Ainsi, il est sans cesse précisé dans la presse, que ce soit pour Joey King, Cara Delevingne ou encore Millie Bobby Brown - et bien d'autres stars du grand écran - qu'elles ont adopté cette coupe pour un rôle. Une réaction qui en dit long, comme si le fait de se raser le crâne, pour une femme, n'est pas envisageable autrement, juste par goût. Cette coupe reste liée à l'idée de "sacrifice".

En janvier 2018, c'est la youtubeuse française Gaelle Garcia Diaz qui en parlait très bien. La jeune femme, qui affichait son crâne fraîchement rasé, déclarait alors (avec le franc parler qu'on lui connait bien) : "C'est dingue quand même ce que les cheveux d'un femme peuvent faire polémique.

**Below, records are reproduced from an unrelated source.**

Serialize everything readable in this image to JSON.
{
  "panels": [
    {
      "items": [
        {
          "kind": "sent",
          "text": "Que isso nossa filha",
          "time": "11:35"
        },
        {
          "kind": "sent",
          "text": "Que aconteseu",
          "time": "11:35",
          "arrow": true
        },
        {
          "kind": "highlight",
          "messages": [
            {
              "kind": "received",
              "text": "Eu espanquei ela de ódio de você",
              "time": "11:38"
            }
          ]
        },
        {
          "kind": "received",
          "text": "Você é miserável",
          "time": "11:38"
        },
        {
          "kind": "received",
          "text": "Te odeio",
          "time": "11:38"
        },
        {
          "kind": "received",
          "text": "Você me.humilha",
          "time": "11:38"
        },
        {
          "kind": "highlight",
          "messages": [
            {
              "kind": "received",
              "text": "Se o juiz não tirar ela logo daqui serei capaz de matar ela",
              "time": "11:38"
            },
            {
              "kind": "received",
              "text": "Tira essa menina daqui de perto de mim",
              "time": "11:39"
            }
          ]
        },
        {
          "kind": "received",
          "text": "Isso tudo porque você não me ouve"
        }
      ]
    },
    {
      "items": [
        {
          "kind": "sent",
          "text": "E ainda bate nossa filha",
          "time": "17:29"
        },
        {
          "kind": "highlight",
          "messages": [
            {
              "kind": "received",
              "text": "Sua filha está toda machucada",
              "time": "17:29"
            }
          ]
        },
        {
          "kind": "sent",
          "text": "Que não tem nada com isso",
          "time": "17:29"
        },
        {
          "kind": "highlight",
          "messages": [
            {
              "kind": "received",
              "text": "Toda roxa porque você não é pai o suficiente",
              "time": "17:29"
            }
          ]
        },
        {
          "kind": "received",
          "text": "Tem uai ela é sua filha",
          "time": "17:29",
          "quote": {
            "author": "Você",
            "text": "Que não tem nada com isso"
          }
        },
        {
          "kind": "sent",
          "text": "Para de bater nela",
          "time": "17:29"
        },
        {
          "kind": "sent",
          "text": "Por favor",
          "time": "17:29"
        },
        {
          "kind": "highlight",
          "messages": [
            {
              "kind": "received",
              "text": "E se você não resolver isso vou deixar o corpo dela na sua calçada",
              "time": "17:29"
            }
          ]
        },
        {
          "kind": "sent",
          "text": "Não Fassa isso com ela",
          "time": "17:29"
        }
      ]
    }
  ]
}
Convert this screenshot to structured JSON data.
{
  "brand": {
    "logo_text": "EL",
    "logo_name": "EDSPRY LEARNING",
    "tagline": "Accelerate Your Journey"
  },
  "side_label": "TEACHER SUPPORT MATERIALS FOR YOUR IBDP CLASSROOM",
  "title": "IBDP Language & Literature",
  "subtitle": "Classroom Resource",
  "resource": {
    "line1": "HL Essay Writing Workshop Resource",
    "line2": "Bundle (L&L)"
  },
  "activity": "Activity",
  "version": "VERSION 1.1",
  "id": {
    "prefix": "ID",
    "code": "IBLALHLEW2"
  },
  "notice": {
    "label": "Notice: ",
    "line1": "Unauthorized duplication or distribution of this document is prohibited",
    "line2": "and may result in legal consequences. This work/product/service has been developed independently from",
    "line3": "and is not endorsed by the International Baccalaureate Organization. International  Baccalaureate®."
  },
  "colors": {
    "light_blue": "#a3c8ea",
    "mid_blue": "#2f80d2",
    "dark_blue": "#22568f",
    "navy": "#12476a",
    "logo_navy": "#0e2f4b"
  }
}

Quand tu te fais une boule à zéro tu as besoin de te justifier, alors que quand tu te fais un petit carré plongeant tout le monde s'en bat-les-c***lles".

Un choix plein de sens pour la vidéaste, qui a décidé de se raser le crâne en soutien à sa belle-soeur, atteinte d'un cancer, mais également pour déconstruire les idées qu'on se fait de la fameuse féminité.

Au moment d'évoquer les questions qui lui sont venues avant de sauter le pas, elle avoue d'ailleurs : "Qu'est-ce que les gens vont penser ? Est-ce qu'on va penser que je suis malade ? Est-ce qu'on va me prendre pour une criminelle ? Est-ce qu'on va me prendre pour une skinhead ? Est-ce que mon mec m'aimera toujours avec cette coupe ?".

Dans cette même vidéo, on note également qu'il y a peu de figures féminines auxquelles elle peut s'identifier et les commentaires qu'elle reçoit sur les réseaux sociaux sont très virulents, comme elle le raconte.

De la même manière que les femmes qui décident de ne plus s'épiler, celles qui adoptent la buzzcut sont violemment attaquées. Ces réactions épidermiques sont bien la preuve qu'il est difficile de toucher aux idées préconçues de féminité et autres constructions sociales. Et qu'il s'agit ni plus ni moins d'un combat quotidien.